Production Deployment

This guide covers deploying PanGalactic to a Kubernetes cluster with a highly available Hub backed by etcd.

Architecture Overview

                    [ Load Balancer ]
                          |
              ┌───────────┴───────────┐
       Gateway Pod               Gateway Pod    (replicas: 2+)
              └───────────┬───────────┘
                          │ gRPC
                    [ Hub Pod ]              (replicas: 1, etcd-backed)
                          │ gRPC
           ┌──────────────┼──────────────┐
      Node DaemonSet  Node DaemonSet  Node DaemonSet  (one per GPU node)
           │
      [ etcd StatefulSet ]  (3 replicas for HA)

Prerequisites

Kubernetes 1.28+
kubectl configured for your cluster
NVIDIA GPU operator installed (for CUDA nodes)
Persistent storage class available (for Hub state)

Step 1: Create the Namespace

kubectl create namespace pangalactic

Step 2: Deploy etcd

For production, the Hub uses etcd instead of SQLite.
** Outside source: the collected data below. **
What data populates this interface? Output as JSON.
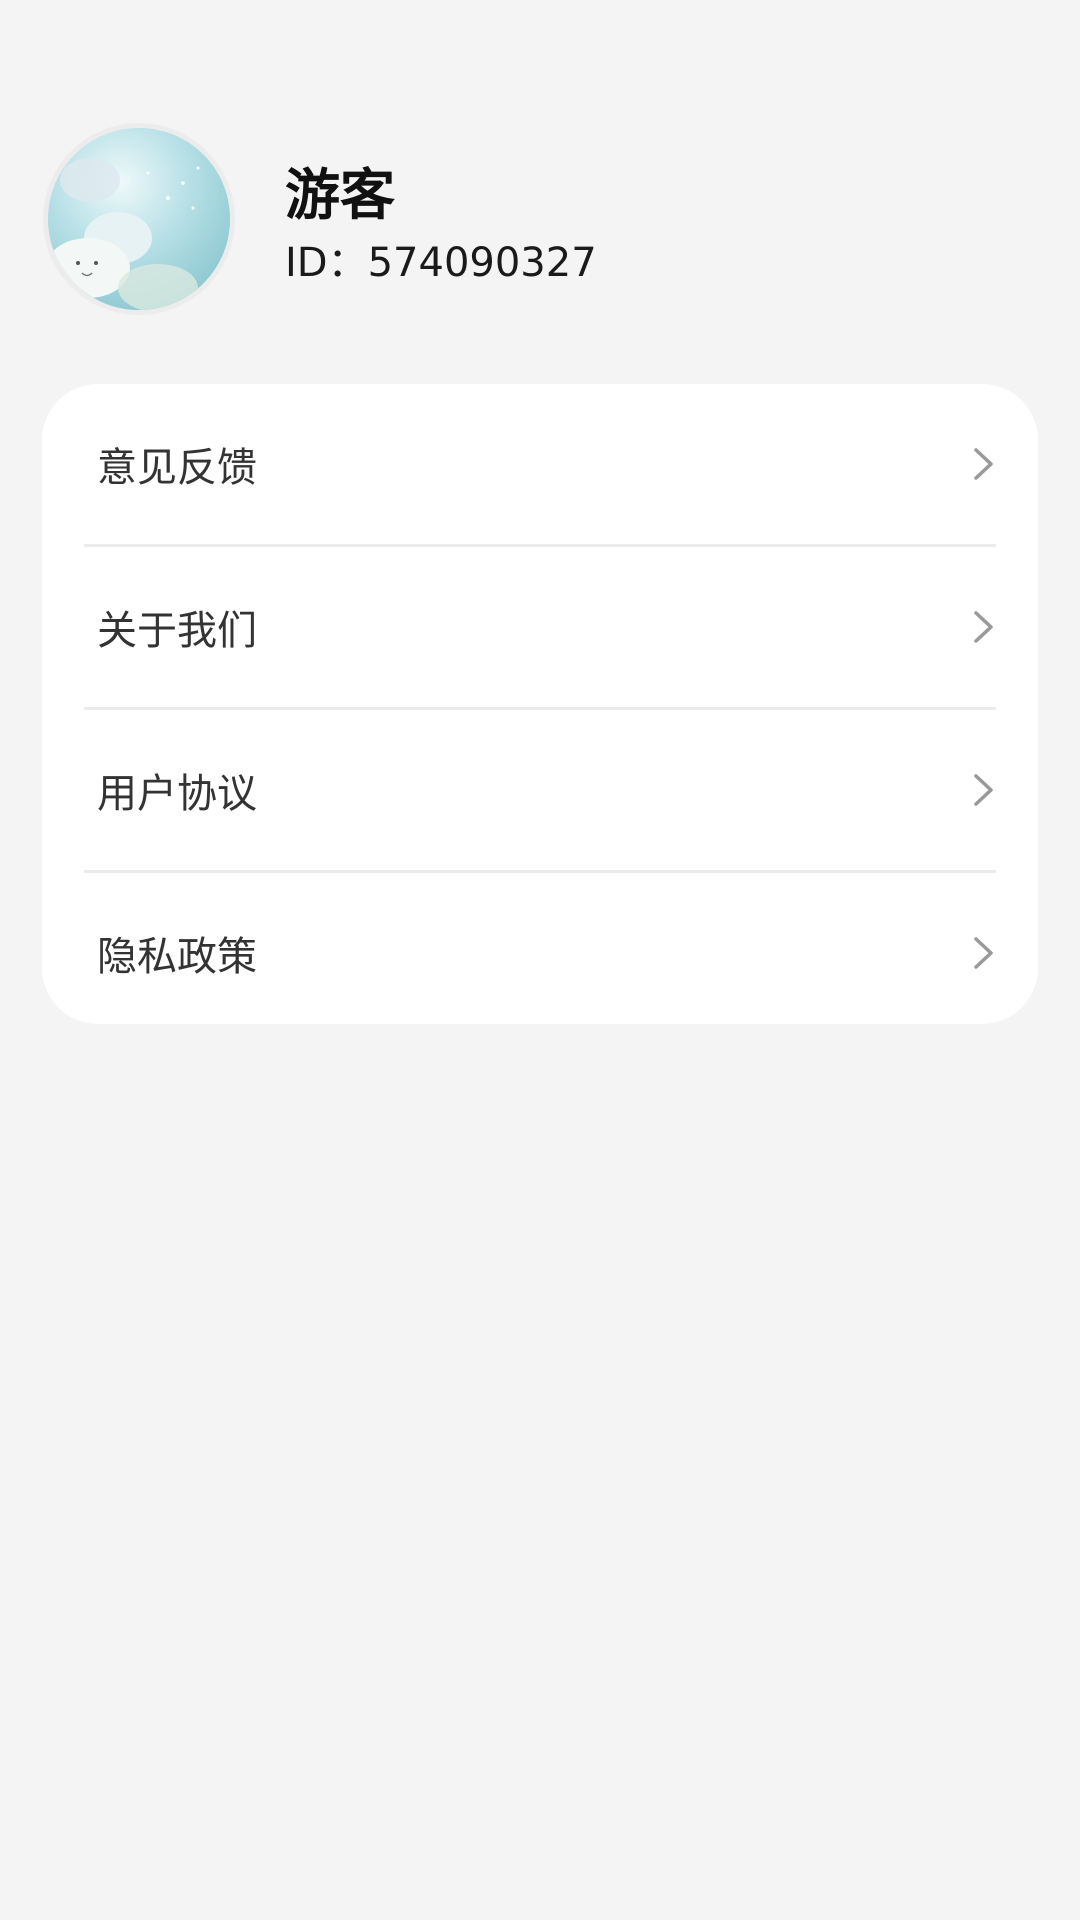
{
  "profile": {
    "name": "游客",
    "id_text": "ID：574090327"
  },
  "menu": {
    "items": [
      {
        "label": "意见反馈",
        "icon": "chevron-right-icon"
      },
      {
        "label": "关于我们",
        "icon": "chevron-right-icon"
      },
      {
        "label": "用户协议",
        "icon": "chevron-right-icon"
      },
      {
        "label": "隐私政策",
        "icon": "chevron-right-icon"
      }
    ]
  },
  "colors": {
    "page_background": "#f4f4f4",
    "card_background": "#ffffff",
    "divider": "#ebebeb",
    "chevron": "#999999",
    "menu_text": "#333333",
    "name_text": "#111111"
  }
}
The etcd StatefulSet provides consensus and survives Hub Pod restarts.

kubectl apply -f deploy/kubernetes/etcd/statefulset.yaml -n pangalactic
kubectl rollout status statefulset/etcd -n pangalactic

Verify etcd is healthy:

kubectl exec -it etcd-0 -n pangalactic -- etcdctl endpoint health

Step 3: Configure Secrets

Create the Gateway API key secret:

kubectl create secret generic pangalactic-gateway-secret \
  --from-literal=api-key="$(openssl rand -hex 32)" \
  -n pangalactic

Store the key securely — you will need it for all client requests.

Step 4: Deploy the Hub

kubectl apply -f deploy/kubernetes/hub/deployment.yaml -n pangalactic
kubectl rollout status deployment/pangalactic-hub -n pangalactic

Set the Hub to use etcd:

kubectl set env deployment/pangalactic-hub \
  HUB_STATE_BACKEND=etcd \
  HUB_ETCD_ENDPOINTS=http://etcd-0.etcd:2379,http://etcd-1.etcd:2379,http://etcd-2.etcd:2379 \
  -n pangalactic

Step 5: Label GPU Nodes

For each node that has a GPU:

kubectl label node <node-name> pangalactic.io/gpu=true

For CUDA nodes specifically (the default Node image requires CUDA):

kubectl label node <node-name> pangalactic.io/gpu=true
# The NVIDIA GPU operator handles nvidia.com/gpu resource allocation automatically

For ROCm nodes, use the ROCm image by editing the DaemonSet:

kubectl patch daemonset pangalactic-node -n pangalactic \
  -p '{"spec":{"template":{"spec":{"containers":[{"name":"node","image":"pangalactic/node-rocm:latest"}]}}}}'

Step 6: Deploy the Node DaemonSet

kubectl apply -f deploy/kubernetes/node/daemonset.yaml -n pangalactic

The DaemonSet will schedule one Node Pod per labelled GPU node. Verify:

kubectl get pods -n pangalactic -l app=pangalactic-node

Each pod should reach Running status. Initial startup may take 30–60 seconds as the node registers with the Hub and awaits shard assignment.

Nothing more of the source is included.